The case, which went to trial in May 2004, had the potential to be the leaping-off point for what could have been one of the most devastating chain of events to ever hit the tobacco industry. At that time, the DOJ, in U.S. District Court, was given the green light by Judge Gladys Kessler to proceed with its $280-billion lawsuit against the tobacco industry. The DOJ said the potential $280-billion award, or “disgorgement,” coincided with the amount of “ill-gotten gains” earned by the industry over the previous 40 years.

However, last February the Circuit Court of Appeals for the District of Columbia ruled in a 2-1 decision that disgorgement was not an appropriate remedy for the DOJ case against the industry, a “major win” for the industry that essentially removed the financial risk to the defendants.

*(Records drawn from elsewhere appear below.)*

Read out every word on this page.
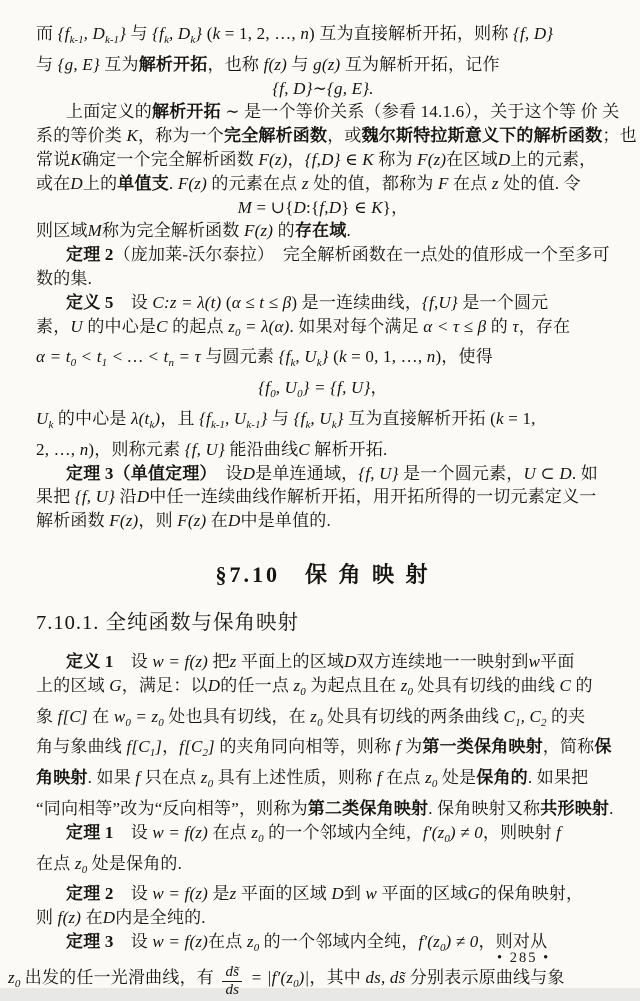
而 {$f_{k-1}$, $D_{k-1}$} 与 {$f_k$, $D_k$} (k = 1, 2, …, n) 互为直接解析开拓，则称 {f, D}
与 {g, E} 互为解析开拓，也称 f(z) 与 g(z) 互为解析开拓，记作
{f, D}∼{g, E}.
上面定义的解析开拓 ∼ 是一个等价关系（参看 14.1.6），关于这个等 价 关
系的等价类 K，称为一个完全解析函数，或魏尔斯特拉斯意义下的解析函数；也
常说K确定一个完全解析函数 F(z)，{f,D} ∈ K 称为 F(z)在区域D上的元素，
或在D上的单值支. F(z) 的元素在点 z 处的值，都称为 F 在点 z 处的值. 令
M = ∪{D:{f,D} ∈ K}，
则区域M称为完全解析函数 F(z) 的存在域.
定理 2（庞加莱-沃尔泰拉）　完全解析函数在一点处的值形成一个至多可
数的集.
定义 5　设 C:z = λ(t) (α ≤ t ≤ β) 是一连续曲线，{f,U} 是一个圆元
素，U 的中心是C 的起点 $z_0 = \lambda(\alpha)$. 如果对每个满足 α < τ ≤ β 的 τ，存在
$\alpha = t_0 < t_1$ < … < $t_n = \tau$ 与圆元素 {$f_k$, $U_k$} (k = 0, 1, …, n)，使得
{$f_0$, $U_0\} = \{f$, U}，
$U_k$ 的中心是 $\lambda(t_k)$，且 {$f_{k-1}$, $U_{k-1}$} 与 {$f_k$, $U_k$} 互为直接解析开拓 (k = 1,
2, …, n)，则称元素 {f, U} 能沿曲线C 解析开拓.
定理 3（单值定理）　设D是单连通域，{f, U} 是一个圆元素，U ⊂ D. 如
果把 {f, U} 沿D中任一连续曲线作解析开拓，用开拓所得的一切元素定义一
解析函数 F(z)，则 F(z) 在D中是单值的.
§7.10　保 角 映 射
7.10.1. 全纯函数与保角映射
定义 1　设 w = f(z) 把z 平面上的区域D双方连续地一一映射到w平面
上的区域 G，满足：以D的任一点 $z_0$ 为起点且在 $z_0$ 处具有切线的曲线 C 的
象 f[C] 在 $w_0 = z_0$ 处也具有切线，在 $z_0$ 处具有切线的两条曲线 $C_1$, $C_2$ 的夹
角与象曲线 $f[C_1]$，$f[C_2]$ 的夹角同向相等，则称 f 为第一类保角映射，简称保
角映射. 如果 f 只在点 $z_0$ 具有上述性质，则称 f 在点 $z_0$ 处是保角的. 如果把
“同向相等”改为“反向相等”，则称为第二类保角映射. 保角映射又称共形映射.
定理 1　设 w = f(z) 在点 $z_0$ 的一个邻域内全纯，$f'(z_0) \ne 0$，则映射 f
在点 $z_0$ 处是保角的.
定理 2　设 w = f(z) 是z 平面的区域 D到 w 平面的区域G的保角映射，
则 f(z) 在D内是全纯的.
定理 3　设 w = f(z)在点 $z_0$ 的一个邻域内全纯，$f'(z_0) \ne 0$，则对从
$z_0$ 出发的任一光滑曲线，有 $\frac{ds̃}{ds} = |f'(z_0)|$，其中 ds, ds̃ 分别表示原曲线与象
• 285 •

Since then, the two sides have been haggling on how much, if any, tobacco companies should pay for nationwide smoking-cessation programs, with estimates ranging from $10 billion to $130 billion over an undetermined period of time ranging from five to 25 years.

The defendants in the lawsuit are Philip Morris USA Inc. and its parent, Altria Group Inc.; R.J. Reynolds Tobacco Co.; Brown & Williamson Tobacco Co.; British American Tobacco Ltd.; Lorillard Tobacco Co.; Liggett Group Inc.; Counsel for Tobacco Research-U.S.A.; and the Tobacco Institute.